Progress in integrated circuit technology has been measured largely in terms of increasing speed and decreasing feature sizes. While bipolar technology has provided some of the fastest circuit elements available, there is still need for bipolar transistors capable of handling higher switching frequencies. A related goal is greater current handling, since higher currents are needed to overcome parasistic capacitances that impede circuit operation at high frequencies.
Base resistance is a significant impediment to high frequency operation since it dulls switching transitions and requires additional power for equivalent collector currents. Base resistance resides primarily in a lightly doped intermediate region between a highly doped base insert and a current path from an emitter to a collector. Some base resistance is required to limit base-emitter leakage currents. The length of the intermediate region which must be traversed by a base current is determined largely by the width of an oxide isolation which is used during processing to ensure physical and electrical isolation of emitter and base insert.

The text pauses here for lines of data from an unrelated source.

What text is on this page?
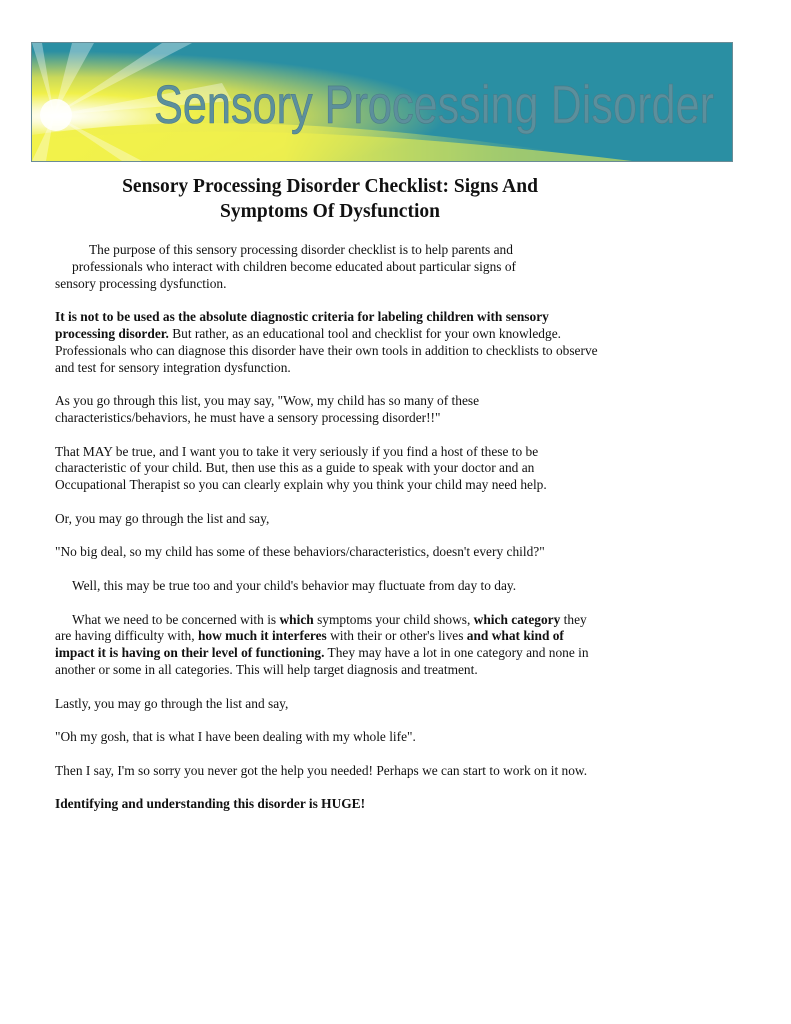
Sensory Processing Disorder
Sensory Processing Disorder Checklist: Signs And
Symptoms Of Dysfunction

The purpose of this sensory processing disorder checklist is to help parents and
professionals who interact with children become educated about particular signs of
sensory processing dysfunction.

It is not to be used as the absolute diagnostic criteria for labeling children with sensory processing disorder. But rather, as an educational tool and checklist for your own knowledge. Professionals who can diagnose this disorder have their own tools in addition to checklists to observe and test for sensory integration dysfunction.

As you go through this list, you may say, "Wow, my child has so many of these characteristics/behaviors, he must have a sensory processing disorder!!"

That MAY be true, and I want you to take it very seriously if you find a host of these to be characteristic of your child. But, then use this as a guide to speak with your doctor and an Occupational Therapist so you can clearly explain why you think your child may need help.

Or, you may go through the list and say,

"No big deal, so my child has some of these behaviors/characteristics, doesn't every child?"

Well, this may be true too and your child's behavior may fluctuate from day to day.

What we need to be concerned with is which symptoms your child shows, which category they are having difficulty with, how much it interferes with their or other's lives and what kind of impact it is having on their level of functioning. They may have a lot in one category and none in another or some in all categories. This will help target diagnosis and treatment.

Lastly, you may go through the list and say,

"Oh my gosh, that is what I have been dealing with my whole life".

Then I say, I'm so sorry you never got the help you needed! Perhaps we can start to work on it now.

Identifying and understanding this disorder is HUGE!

A bipolar transistor 100 having such an oxide isolation 126 is shown in FIG. 1. This bipolar transistor is of the npn type, including an n-type emitter 106, an n-type collector 112, and a p-type base 108. Electrical access to the base is through a base insert 116 of heavily doped p-typed material. This base insert must be electrically isolated from the emitter to avoid shorting.
The location of the emitter is defined by an emitter contact pedestal 104 through which an emitter diffusion is made during processing and through which an emitter flows during operation. The emitter contact pedestal is photo-lithographically defined along with a base contact 128 and a collector contact 130 in a polysilicon layer. Heating this structure in an oxygen environment causes an oxide isolation 126 to form locally between the emitter contact pedestal and the base contact and another oxide isolation 127 to form between the base contact and the collector contact. The base insert is introduced with the oxide isolation serving as a mask so that, even after diffusion of the base insert dopant, the emitter and the base insert remain isolated.

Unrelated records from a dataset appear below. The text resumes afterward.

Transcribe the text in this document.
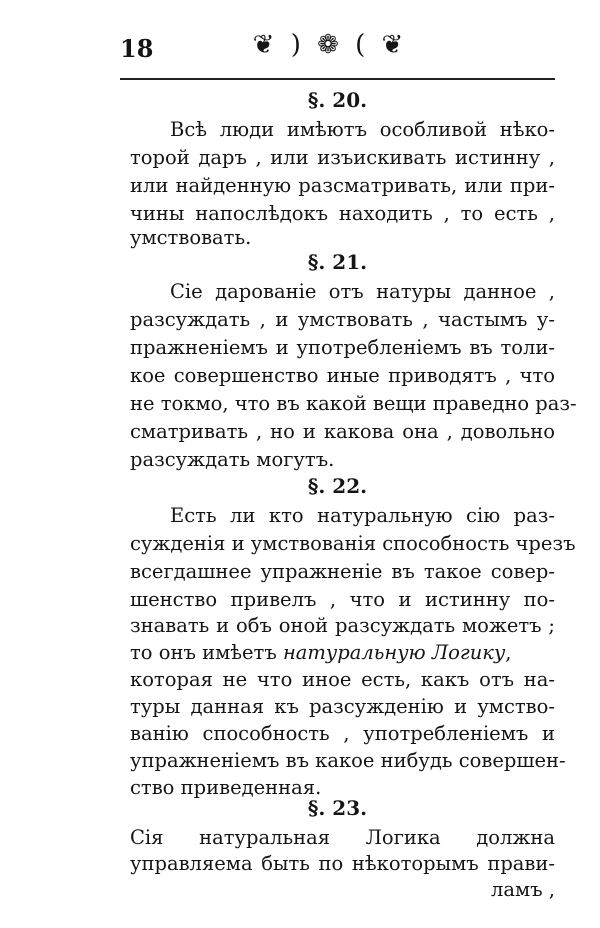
18	❦ ) ❁ ( ❦
§. 20.
Всѣ люди имѣютъ особливой нѣко-
торой даръ , или изъискивать истинну ,
или найденную разсматривать, или при-
чины напослѣдокъ находить , то есть ,
умствовать.
§. 21.
Сіе дарованіе отъ натуры данное ,
разсуждать , и умствовать , частымъ у-
пражненіемъ и употребленіемъ въ толи-
кое совершенство иные приводятъ , что
не токмо, что въ какой вещи праведно раз-
сматривать , но и какова она , довольно
разсуждать могутъ.
§. 22.
Есть ли кто натуральную сію раз-
сужденія и умствованія способность чрезъ
всегдашнее упражненіе въ такое совер-
шенство привелъ , что и истинну по-
знавать и объ оной разсуждать можетъ ;
то онъ имѣетъ натуральную Логику,
которая не что иное есть, какъ отъ на-
туры данная къ разсужденію и умство-
ванію способность , употребленіемъ и
упражненіемъ въ какое нибудь совершен-
ство приведенная.
§. 23.
Сія натуральная Логика должна
управляема быть по нѣкоторымъ прави-
ламъ ,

In operation, an emitter current can flow vertically downward from the emitter to the collector through the base and a collector drift region 110. The base current must flow at least a distance D through the lightly doped base toward the emitter current path to induce the emitter current. Since the path between the base insert and the emitter current path lies through lightly doped material, significant resistance is encountered. While lateral diffusion allows the distance D to be less than the width of the isolation oxide, there is a practical limit to which distance D can be reduced by extended diffusion. Accordingly, resistive distance D is bounded from below as a function of the width of the isolation oxide, which is in turn bounded from below by the resolution of the photo-lithographic process used to define the aperture in which the isolation oxide 126 is formed.

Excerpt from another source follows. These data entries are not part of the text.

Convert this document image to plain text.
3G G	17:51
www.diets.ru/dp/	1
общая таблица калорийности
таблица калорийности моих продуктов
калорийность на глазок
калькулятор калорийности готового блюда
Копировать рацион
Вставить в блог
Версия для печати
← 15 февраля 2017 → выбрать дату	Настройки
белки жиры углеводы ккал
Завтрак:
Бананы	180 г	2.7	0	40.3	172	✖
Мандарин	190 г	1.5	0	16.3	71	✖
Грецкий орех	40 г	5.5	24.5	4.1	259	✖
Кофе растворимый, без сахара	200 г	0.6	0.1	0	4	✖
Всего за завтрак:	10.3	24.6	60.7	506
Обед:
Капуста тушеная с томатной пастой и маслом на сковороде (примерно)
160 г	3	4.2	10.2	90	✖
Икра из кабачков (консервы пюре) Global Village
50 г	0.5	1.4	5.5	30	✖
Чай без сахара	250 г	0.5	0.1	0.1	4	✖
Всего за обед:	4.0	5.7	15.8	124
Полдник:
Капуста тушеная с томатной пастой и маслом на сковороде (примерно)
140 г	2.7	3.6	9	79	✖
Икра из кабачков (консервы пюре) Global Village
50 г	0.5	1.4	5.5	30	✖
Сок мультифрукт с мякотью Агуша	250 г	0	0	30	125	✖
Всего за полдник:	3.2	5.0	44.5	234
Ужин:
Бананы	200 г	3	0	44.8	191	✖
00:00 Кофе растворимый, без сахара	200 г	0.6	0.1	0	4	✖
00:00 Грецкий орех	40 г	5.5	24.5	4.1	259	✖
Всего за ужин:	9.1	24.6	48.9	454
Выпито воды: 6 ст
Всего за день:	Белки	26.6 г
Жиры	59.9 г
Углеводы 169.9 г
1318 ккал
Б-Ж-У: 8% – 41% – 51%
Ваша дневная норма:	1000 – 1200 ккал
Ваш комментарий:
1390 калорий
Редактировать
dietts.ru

The present invention is directed toward reducing the distance through which base current must traverse between a base insert and an emitter current path so that the resistance encountered by the base current is reduced. The reduction of this distance permits faster switching speeds, greater current gain, and an overall decrease in device size. Thus the present invention promotes advances along several key parameters of interest in integrated circuit technology.